[Zlib-devel] [PATCH 07/12] Adds SSE2 optimized hash shifting to fill_window.

Tue Dec 31 17:57:48 EST 2013

"Assume that the L1 latency is 4 cycles and the L2 latency is 11 cycles,
that the hardware does not autonomously prefetch,"

since this is explicitly x86 (SSE) code... the cpu's that can run this
code will ALL prefetch! This linear access pattern is the easiest for
any hardware prefetcher.

In fact, they pretty much all will run the code in an out of order
engine, which has the effect of unrolling the loop.. but in the
hardware.
and creating all the cache loads/etc etc quite well.
the code here has the control logic (including the array index stuff)
and the payload completely separate, so the out of order/speculation
engine is pretty much perfect here.

unrolling actually creates more register pressure, which often ends up
hindering, not helping the out of order engines in cpus.

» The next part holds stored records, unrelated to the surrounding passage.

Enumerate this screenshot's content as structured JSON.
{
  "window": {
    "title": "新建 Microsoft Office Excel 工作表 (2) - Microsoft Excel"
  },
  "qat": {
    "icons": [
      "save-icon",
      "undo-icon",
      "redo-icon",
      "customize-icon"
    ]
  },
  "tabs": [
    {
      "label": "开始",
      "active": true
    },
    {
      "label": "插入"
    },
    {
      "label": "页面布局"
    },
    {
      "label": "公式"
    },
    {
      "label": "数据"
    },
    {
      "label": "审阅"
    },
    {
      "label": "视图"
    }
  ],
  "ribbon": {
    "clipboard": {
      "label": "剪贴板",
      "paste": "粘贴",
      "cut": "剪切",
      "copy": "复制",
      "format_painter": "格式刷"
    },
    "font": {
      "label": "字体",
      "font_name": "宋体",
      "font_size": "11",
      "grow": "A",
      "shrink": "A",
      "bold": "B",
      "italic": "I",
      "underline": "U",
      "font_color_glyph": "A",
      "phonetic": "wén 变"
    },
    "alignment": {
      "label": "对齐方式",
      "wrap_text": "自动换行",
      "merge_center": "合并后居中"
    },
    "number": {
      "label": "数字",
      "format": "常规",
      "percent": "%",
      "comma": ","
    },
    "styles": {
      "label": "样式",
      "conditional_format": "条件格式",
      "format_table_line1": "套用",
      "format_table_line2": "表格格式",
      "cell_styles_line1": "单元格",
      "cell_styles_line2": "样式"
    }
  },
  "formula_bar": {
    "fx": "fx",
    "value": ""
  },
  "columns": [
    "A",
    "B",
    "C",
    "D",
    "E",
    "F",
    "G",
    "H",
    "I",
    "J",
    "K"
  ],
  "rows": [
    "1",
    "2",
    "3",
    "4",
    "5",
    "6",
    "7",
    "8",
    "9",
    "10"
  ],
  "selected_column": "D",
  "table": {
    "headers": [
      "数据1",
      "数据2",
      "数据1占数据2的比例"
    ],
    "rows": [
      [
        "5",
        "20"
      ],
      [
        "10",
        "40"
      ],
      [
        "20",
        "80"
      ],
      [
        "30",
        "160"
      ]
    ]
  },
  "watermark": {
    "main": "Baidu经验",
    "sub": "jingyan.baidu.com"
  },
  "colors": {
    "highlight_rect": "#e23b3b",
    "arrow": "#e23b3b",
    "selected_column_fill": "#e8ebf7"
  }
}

control logic is not free, but runs concurrently with SSE instructions
on modern x86 CPUs (like less than a decade old) since they occupy
different execution slots.

my suspicion is that at best, the hand unrolled version will be
exactly the same speed.... but at quite a bit less readable code
(unrolled loops tend to end up that way).
(esp since it then means you need to handle ends separately)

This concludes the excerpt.